Em 2008, no Rock in Rio Lisboa, Amy foi um fracasso e quase não
conseguiu cantar. Em 2009, faltou ao show dos 50 anos da sua gravadora
(Island) e foi processada por armar um barraco, aos palavrões, na
apresentação da peça infantil Cinderella, em Londres.
Ano passado, numa canja no show do cantor brasileiro Rodrigo
Lampreia, num pub de Londres, Amy cantou uma versão de “Garota de
Ipanema” tão “desconstruída” que ficou no limite entre o lixo e a
obra-prima. Os olhos e ouvidos do mundo estão voltados para o espetáculo
desta noite em Florianópolis, decisivo para a carreira de Amy Winehouse
– ou ela dá a volta por cima, ou sua carreira acabou.
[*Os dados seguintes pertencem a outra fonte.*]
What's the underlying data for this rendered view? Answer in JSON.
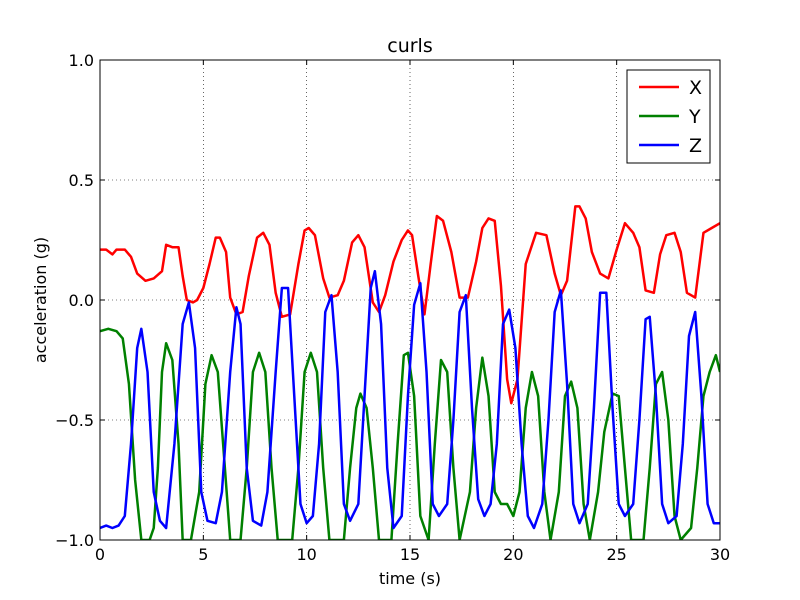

Bicicleta e pilates à parte, Amy garantiu para os camarins de seus
shows um bem municiado arsenal etílico: vinhos e champanhes franceses,
cervejas mexicanas e vodca russa, sua bebida preferida. E, ainda, mel e
gengibre para calibrar a voz e, por toda parte onde passar, até mesmo
dentro dos carros blindados, balinhas Haribo (aqueles ursinhos coloridos
de gelatina importados da Alemanha).
Há poucos dias, o tabloide inglês The Sun revelou a descoberta, numa
lata de lixo, de um caderno da cantora, espécie de diário do ano de
2001. Neste insólito achado – que poderia não passar de um factoide ou
hype promocional – o item mais curioso é a página “Quando eu assinar
contrato com uma gravadora”, que enumera seus desejos: “Comprar um
apartamento em Londres. Comprar um carro. Matricular-me numa academia. E
viver como a verdadeira estrela (bombshell) que sou”.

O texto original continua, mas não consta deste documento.